Il folgorante esordio di Kevin Smith resta forse anche il miglior film della sua carriera e senza dubbio il più amato e ricordato. Nel ’94 il ventisettenne Smith realizzò quasi da solo (occupandosi di produzione, sceneggiatura, regia, montaggio) quello che è diventato un vero oggetto di culto. «Clerks», ambientato in un piccolo distretto del New Jersey simile al luogo di nascita del regista, racconta una giornata del commesso di “convenience store” Dante Hicks, costretto a lavorare nel suo giorno di riposo, perennemente insoddisfatto del proprio impiego e della propria vita, diviso fra due ragazze – l’attuale fidanzata e la ex – e con il supporto dell’indolente migliore amico Randal, che lavora al vicino videonoleggio ma passa le giornate a cazzeggiare nel negozio di Dante.

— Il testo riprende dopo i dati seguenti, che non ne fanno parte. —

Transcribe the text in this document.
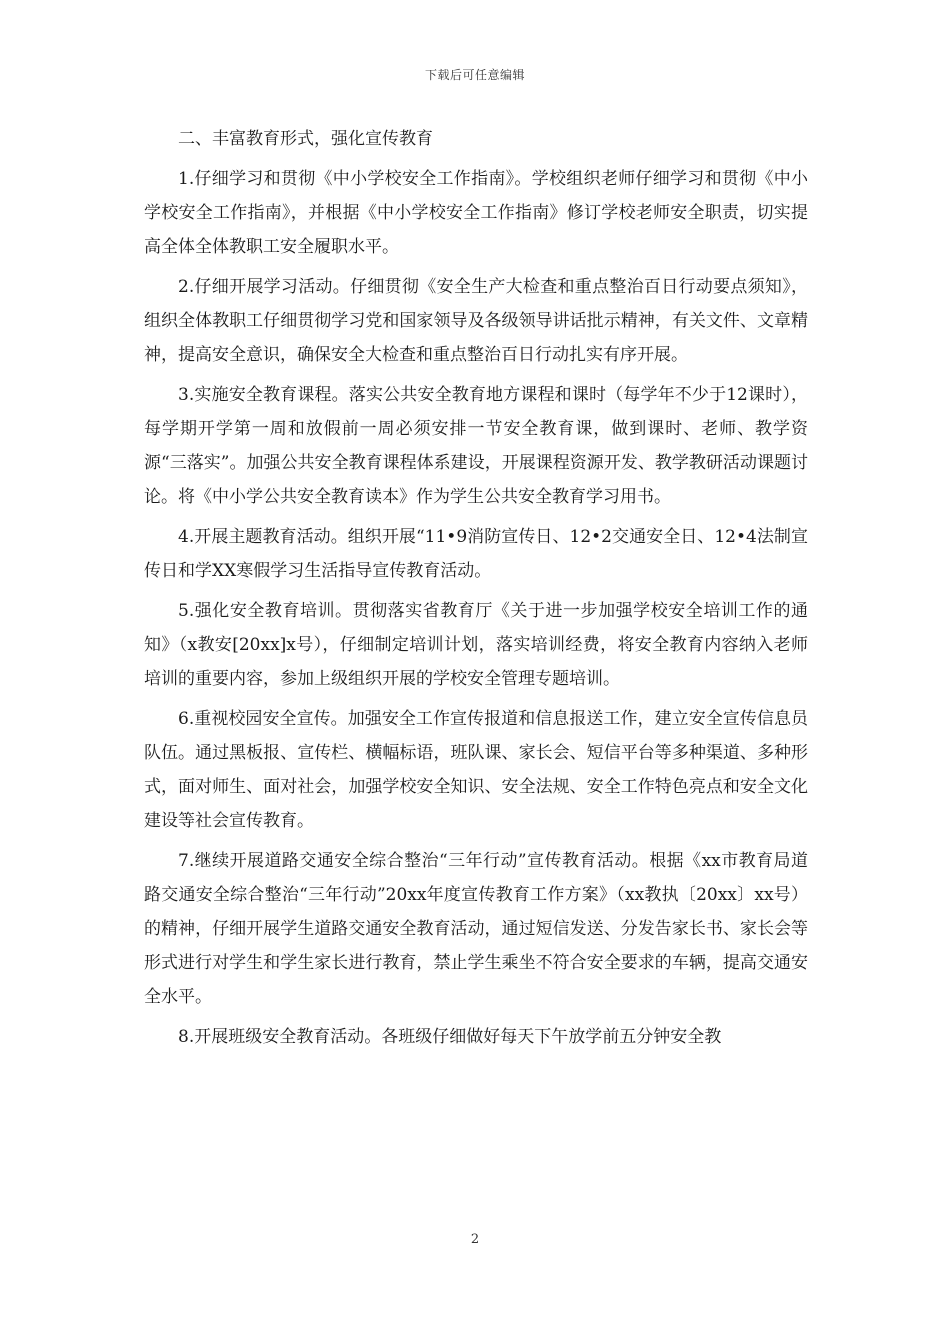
下载后可任意编辑

二、丰富教育形式，强化宣传教育

1.仔细学习和贯彻《中小学校安全工作指南》。学校组织老师仔细学习和贯彻《中小学校安全工作指南》，并根据《中小学校安全工作指南》修订学校老师安全职责，切实提高全体全体教职工安全履职水平。

2.仔细开展学习活动。仔细贯彻《安全生产大检查和重点整治百日行动要点须知》，组织全体教职工仔细贯彻学习党和国家领导及各级领导讲话批示精神，有关文件、文章精神，提高安全意识，确保安全大检查和重点整治百日行动扎实有序开展。

3.实施安全教育课程。落实公共安全教育地方课程和课时（每学年不少于12课时），每学期开学第一周和放假前一周必须安排一节安全教育课，做到课时、老师、教学资源“三落实”。加强公共安全教育课程体系建设，开展课程资源开发、教学教研活动课题讨论。将《中小学公共安全教育读本》作为学生公共安全教育学习用书。

4.开展主题教育活动。组织开展“11•9消防宣传日、12•2交通安全日、12•4法制宣传日和学XX寒假学习生活指导宣传教育活动。

5.强化安全教育培训。贯彻落实省教育厅《关于进一步加强学校安全培训工作的通知》（x教安[20xx]x号），仔细制定培训计划，落实培训经费，将安全教育内容纳入老师培训的重要内容，参加上级组织开展的学校安全管理专题培训。

6.重视校园安全宣传。加强安全工作宣传报道和信息报送工作，建立安全宣传信息员队伍。通过黑板报、宣传栏、横幅标语，班队课、家长会、短信平台等多种渠道、多种形式，面对师生、面对社会，加强学校安全知识、安全法规、安全工作特色亮点和安全文化建设等社会宣传教育。

7.继续开展道路交通安全综合整治“三年行动”宣传教育活动。根据《xx市教育局道路交通安全综合整治“三年行动”20xx年度宣传教育工作方案》（xx教执〔20xx〕xx号）的精神，仔细开展学生道路交通安全教育活动，通过短信发送、分发告家长书、家长会等形式进行对学生和学生家长进行教育，禁止学生乘坐不符合安全要求的车辆，提高交通安全水平。

8.开展班级安全教育活动。各班级仔细做好每天下午放学前五分钟安全教

2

Si tratta di un film piccolissimo, prodotto con meno di trentamila dollari e destinato a un circuito underground di appassionati che è invece diventato manifesto di una generazione (la “Gen X” cui il cognome del protagonista non a caso allude). Incarnando tutti gli stigmi e i vizi culturali dei ragazzi della metà degli anni ’90 – come la cinefilia pop, la musica grunge (la colonna sonora è fatta di brani punk e grunge dell’epoca), gli aneddoti inconcludenti, le storielle a sfondo sessuale – è soprattutto un film sulla noia per la vita routinaria di una generazione che ha smesso di sognare ma prende tutto con leggerezza e ironia. Un’ironia postmodernista intrisa di citazionismo ed estetica della superficialità. Visto oggi è un ritratto esemplare dei suoi anni, ormai un classico intramontabile, con una scrittura vertiginosa e perfettamente calato nello stile e l’immaginario che sta fra l’epoca d’oro dei Simpson e il primissimo Tarantino.